Porte-parole de la France qui souffre

Là, les salariés, qui fabriquent des pièces pour Renault, lui expliquent les sacrifices consentis et, à la fin, « l’actionnaire qui les jette quand même comme des Kleenex ». Une injustice qui prend aux tripes. Alors, le désormais candidat se rêve en porte-parole de cette France qui souffre. «Chaque fois que je suis sur un plateau, ce sont leurs visages que j’ai constamment dans la tête, confie-t-il. Je veux qu’ils retrouvent une utilité à voter pour eux.»

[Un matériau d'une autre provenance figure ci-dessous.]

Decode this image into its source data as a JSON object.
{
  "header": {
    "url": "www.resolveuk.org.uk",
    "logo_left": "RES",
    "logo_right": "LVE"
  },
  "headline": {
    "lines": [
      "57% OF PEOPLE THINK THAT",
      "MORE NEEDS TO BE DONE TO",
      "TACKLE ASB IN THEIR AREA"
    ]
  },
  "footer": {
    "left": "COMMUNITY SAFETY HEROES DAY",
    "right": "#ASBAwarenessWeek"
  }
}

Il s’agit, défend-il, de «mettre sur le podium des idées de la campagne : le salaire, la relocalisation, l’industrie, nos services publics, la jeunesse, la lutte contre les inégalités, l’évasion fiscale…» Et, au passage, de démasquer l’imposture de l’extrême droite : « Pour taper sur le gouvernement, les gens veulent utiliser le bâton le plus efficace, aujourd’hui c’est le RN. Mais ça leur rapporte quoi ? Le drame, c’est qu’en le mettant à un aussi haut niveau, non seulement il n’y a pas de conquêtes sociales, mais en plus, ça crée de la division, des tensions, de la haine, du racisme. Ça affaiblit le peuple. C’est un poison mortel», martèle le député du Nord.

 

Une rage de vaincre les inégalités

«La droite et l’extrême droite étouffent les questions sociales, alors qu’une désindustrialisation massive est en train de se mettre en place sous prétexte du Covid, abonde Laurent Brun.  Les patrons de l’industrie peuvent tranquillement annoncer qu’ils vont supprimer 100 000 emplois. Avoir une candid ature qui axe là-dessus la campagne, ça redonne de la visibilité.» Selon le secrétaire général de la CGT cheminots, possède, pour cela, un atout dans la manche : « “On a l’impression d’avoir quelqu’un comme nous en face”, c’est ce que m’ont dit les grévistes, après une rencontre avec lui lors de la mobilisation contre la réforme des retraites. »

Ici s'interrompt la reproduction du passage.